Again, it goes back to some basic concepts about what we know about human behaviour – this element of having to protect against ourselves, that there is no recognition of human fallibility (to exploit and be exploited) at all except to make the sick and the poor, the elderly, fallibilities.
And that is some sick sort of society, let me tell you.
As I keep saying, we need to care. For 45 years we have been taught indifference and even contempt.
It was a tad unfortunate that the BBC had Kelvin Mackenzie on to talk about standards in broadcasting!
Alas, the correlation between quality democracies and a free press is demonstrably the case, as is a general reduction in press freedom as totalitarianism, of various degrees and forms, increases.
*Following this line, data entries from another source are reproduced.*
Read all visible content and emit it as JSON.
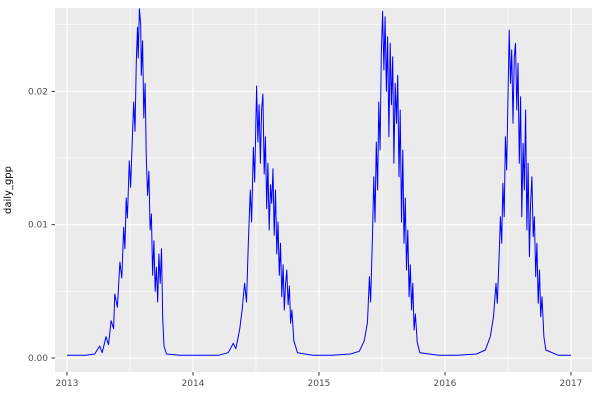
{
  "figure": {
    "background": "#FFFFFF",
    "panel_background": "#EBEBEB",
    "grid_color": "#FFFFFF",
    "tick_text_color": "#4D4D4D",
    "axis_title_color": "#000000"
  },
  "chart_data": {
    "type": "line",
    "title": "",
    "xlabel": "",
    "ylabel": "daily_gpp",
    "legend": "none",
    "grid": "major-and-minor-white-on-gray-panel",
    "line_color": "#0000FF",
    "line_width": 1,
    "xlim": [
      2012.905,
      2017.167
    ],
    "ylim": [
      -0.00105,
      0.02625
    ],
    "x_ticks": [
      2013,
      2014,
      2015,
      2016,
      2017
    ],
    "x_tick_labels": [
      "2013",
      "2014",
      "2015",
      "2016",
      "2017"
    ],
    "x_minor_ticks": [
      2013.5,
      2014.5,
      2015.5,
      2016.5
    ],
    "y_ticks": [
      0.0,
      0.01,
      0.02
    ],
    "y_tick_labels": [
      "0.00",
      "0.01",
      "0.02"
    ],
    "y_minor_ticks": [
      0.005,
      0.015,
      0.025
    ],
    "series": [
      {
        "name": "daily_gpp",
        "points": [
          [
            2013.0,
            0.0002
          ],
          [
            2013.15,
            0.0002
          ],
          [
            2013.22,
            0.0003
          ],
          [
            2013.26,
            0.0009
          ],
          [
            2013.28,
            0.0004
          ],
          [
            2013.31,
            0.0016
          ],
          [
            2013.33,
            0.001
          ],
          [
            2013.35,
            0.0028
          ],
          [
            2013.37,
            0.0022
          ],
          [
            2013.38,
            0.0048
          ],
          [
            2013.4,
            0.0038
          ],
          [
            2013.42,
            0.0072
          ],
          [
            2013.435,
            0.006
          ],
          [
            2013.45,
            0.0098
          ],
          [
            2013.46,
            0.0082
          ],
          [
            2013.47,
            0.012
          ],
          [
            2013.48,
            0.0105
          ],
          [
            2013.495,
            0.0148
          ],
          [
            2013.505,
            0.0128
          ],
          [
            2013.52,
            0.0168
          ],
          [
            2013.53,
            0.0192
          ],
          [
            2013.54,
            0.017
          ],
          [
            2013.55,
            0.0222
          ],
          [
            2013.56,
            0.0248
          ],
          [
            2013.565,
            0.0225
          ],
          [
            2013.575,
            0.0262
          ],
          [
            2013.585,
            0.025
          ],
          [
            2013.59,
            0.0212
          ],
          [
            2013.6,
            0.0238
          ],
          [
            2013.61,
            0.018
          ],
          [
            2013.62,
            0.0206
          ],
          [
            2013.63,
            0.015
          ],
          [
            2013.64,
            0.0122
          ],
          [
            2013.65,
            0.014
          ],
          [
            2013.66,
            0.0096
          ],
          [
            2013.67,
            0.0108
          ],
          [
            2013.68,
            0.0062
          ],
          [
            2013.69,
            0.0088
          ],
          [
            2013.7,
            0.005
          ],
          [
            2013.71,
            0.0068
          ],
          [
            2013.72,
            0.0042
          ],
          [
            2013.73,
            0.0078
          ],
          [
            2013.74,
            0.0056
          ],
          [
            2013.75,
            0.0082
          ],
          [
            2013.76,
            0.003
          ],
          [
            2013.77,
            0.0009
          ],
          [
            2013.79,
            0.0003
          ],
          [
            2013.9,
            0.0002
          ],
          [
            2014.05,
            0.0002
          ],
          [
            2014.2,
            0.0002
          ],
          [
            2014.28,
            0.0004
          ],
          [
            2014.32,
            0.0011
          ],
          [
            2014.34,
            0.0007
          ],
          [
            2014.37,
            0.0021
          ],
          [
            2014.39,
            0.0036
          ],
          [
            2014.41,
            0.0056
          ],
          [
            2014.425,
            0.0042
          ],
          [
            2014.44,
            0.0088
          ],
          [
            2014.455,
            0.0126
          ],
          [
            2014.465,
            0.0102
          ],
          [
            2014.48,
            0.0158
          ],
          [
            2014.49,
            0.0132
          ],
          [
            2014.505,
            0.0204
          ],
          [
            2014.515,
            0.0162
          ],
          [
            2014.525,
            0.019
          ],
          [
            2014.535,
            0.0146
          ],
          [
            2014.545,
            0.0186
          ],
          [
            2014.555,
            0.0198
          ],
          [
            2014.565,
            0.0138
          ],
          [
            2014.575,
            0.0166
          ],
          [
            2014.585,
            0.0112
          ],
          [
            2014.595,
            0.0146
          ],
          [
            2014.605,
            0.0096
          ],
          [
            2014.615,
            0.013
          ],
          [
            2014.625,
            0.0116
          ],
          [
            2014.635,
            0.0142
          ],
          [
            2014.645,
            0.0092
          ],
          [
            2014.655,
            0.0126
          ],
          [
            2014.665,
            0.0078
          ],
          [
            2014.675,
            0.0102
          ],
          [
            2014.685,
            0.0062
          ],
          [
            2014.695,
            0.0086
          ],
          [
            2014.705,
            0.0046
          ],
          [
            2014.715,
            0.007
          ],
          [
            2014.725,
            0.0036
          ],
          [
            2014.735,
            0.0056
          ],
          [
            2014.745,
            0.0066
          ],
          [
            2014.755,
            0.004
          ],
          [
            2014.765,
            0.0054
          ],
          [
            2014.775,
            0.0026
          ],
          [
            2014.785,
            0.0036
          ],
          [
            2014.8,
            0.0013
          ],
          [
            2014.83,
            0.0004
          ],
          [
            2014.95,
            0.0002
          ],
          [
            2015.1,
            0.0002
          ],
          [
            2015.25,
            0.0003
          ],
          [
            2015.32,
            0.0005
          ],
          [
            2015.36,
            0.0013
          ],
          [
            2015.385,
            0.0027
          ],
          [
            2015.4,
            0.0061
          ],
          [
            2015.41,
            0.0042
          ],
          [
            2015.425,
            0.0092
          ],
          [
            2015.435,
            0.0136
          ],
          [
            2015.445,
            0.0102
          ],
          [
            2015.455,
            0.0162
          ],
          [
            2015.465,
            0.0126
          ],
          [
            2015.475,
            0.0192
          ],
          [
            2015.485,
            0.0156
          ],
          [
            2015.495,
            0.0227
          ],
          [
            2015.505,
            0.026
          ],
          [
            2015.515,
            0.0216
          ],
          [
            2015.525,
            0.0256
          ],
          [
            2015.535,
            0.02
          ],
          [
            2015.545,
            0.0241
          ],
          [
            2015.555,
            0.0166
          ],
          [
            2015.565,
            0.0236
          ],
          [
            2015.575,
            0.019
          ],
          [
            2015.585,
            0.0226
          ],
          [
            2015.595,
            0.0146
          ],
          [
            2015.605,
            0.0206
          ],
          [
            2015.615,
            0.0176
          ],
          [
            2015.625,
            0.0212
          ],
          [
            2015.635,
            0.0136
          ],
          [
            2015.645,
            0.0186
          ],
          [
            2015.655,
            0.0102
          ],
          [
            2015.665,
            0.0156
          ],
          [
            2015.675,
            0.0086
          ],
          [
            2015.685,
            0.012
          ],
          [
            2015.695,
            0.0066
          ],
          [
            2015.705,
            0.0096
          ],
          [
            2015.715,
            0.0046
          ],
          [
            2015.725,
            0.007
          ],
          [
            2015.735,
            0.0036
          ],
          [
            2015.745,
            0.0056
          ],
          [
            2015.755,
            0.0021
          ],
          [
            2015.765,
            0.0033
          ],
          [
            2015.78,
            0.0012
          ],
          [
            2015.8,
            0.0004
          ],
          [
            2015.95,
            0.0002
          ],
          [
            2016.1,
            0.0002
          ],
          [
            2016.25,
            0.0003
          ],
          [
            2016.32,
            0.0006
          ],
          [
            2016.36,
            0.0016
          ],
          [
            2016.385,
            0.0031
          ],
          [
            2016.405,
            0.0056
          ],
          [
            2016.415,
            0.0041
          ],
          [
            2016.43,
            0.0076
          ],
          [
            2016.44,
            0.0106
          ],
          [
            2016.45,
            0.0086
          ],
          [
            2016.46,
            0.0131
          ],
          [
            2016.47,
            0.0106
          ],
          [
            2016.48,
            0.0166
          ],
          [
            2016.49,
            0.0141
          ],
          [
            2016.5,
            0.0196
          ],
          [
            2016.51,
            0.0246
          ],
          [
            2016.52,
            0.0206
          ],
          [
            2016.53,
            0.0231
          ],
          [
            2016.54,
            0.0176
          ],
          [
            2016.55,
            0.0226
          ],
          [
            2016.56,
            0.0236
          ],
          [
            2016.57,
            0.0186
          ],
          [
            2016.58,
            0.0221
          ],
          [
            2016.59,
            0.0146
          ],
          [
            2016.6,
            0.0196
          ],
          [
            2016.61,
            0.0106
          ],
          [
            2016.62,
            0.0161
          ],
          [
            2016.63,
            0.0126
          ],
          [
            2016.64,
            0.0186
          ],
          [
            2016.65,
            0.0096
          ],
          [
            2016.66,
            0.0146
          ],
          [
            2016.67,
            0.0076
          ],
          [
            2016.68,
            0.0116
          ],
          [
            2016.69,
            0.0136
          ],
          [
            2016.7,
            0.0091
          ],
          [
            2016.71,
            0.0106
          ],
          [
            2016.72,
            0.0061
          ],
          [
            2016.73,
            0.0086
          ],
          [
            2016.74,
            0.0041
          ],
          [
            2016.75,
            0.0066
          ],
          [
            2016.76,
            0.0031
          ],
          [
            2016.77,
            0.0046
          ],
          [
            2016.785,
            0.0016
          ],
          [
            2016.8,
            0.0006
          ],
          [
            2016.9,
            0.0002
          ],
          [
            2017.0,
            0.0002
          ]
        ]
      }
    ]
  }
}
https://www.google.com/search?q=correlation+between+the+most+democratic+countries+and+the+freedom+of+their+presses&oq=correlation+between+the+most+democratic+countries+and+the+freedom+of+their+presses&gs_lcrp=EgZjaHJvb
“Liberty depends upon the freedom of the press and that cannot be limited without being lost.”
(From Thomas Jefferson)
“Press freedom means the right to tell people what they do not wish to hear,”
(From George Orwell)
Hah! For me, like a lot of informed Scots it was the MSM coverage of the Yes campaign, in the lead-up to the 2014 referendum.
Nick Robinson: “.. answer came there none”.
The Scottish contributions to the tv tax-take took a nose-dive that year!
I am not surprised tbh.
I have gone from being an avid news reader eg DT, Guardian, Spectator, Economist, NYT, FT to an occaisional one.
On broadcasters I struggle now to listen to any of the main ones. Used to watch panorama, question time, file on 4. Very rarely watch anything now. Quality and Trust have been damaged imo.
Social Media is now a big part of my news along with email newsletters and some specialists like GP online and substack.
I think mainstream news media is finished. I think many young people ie under 40 don’t bother with it at all.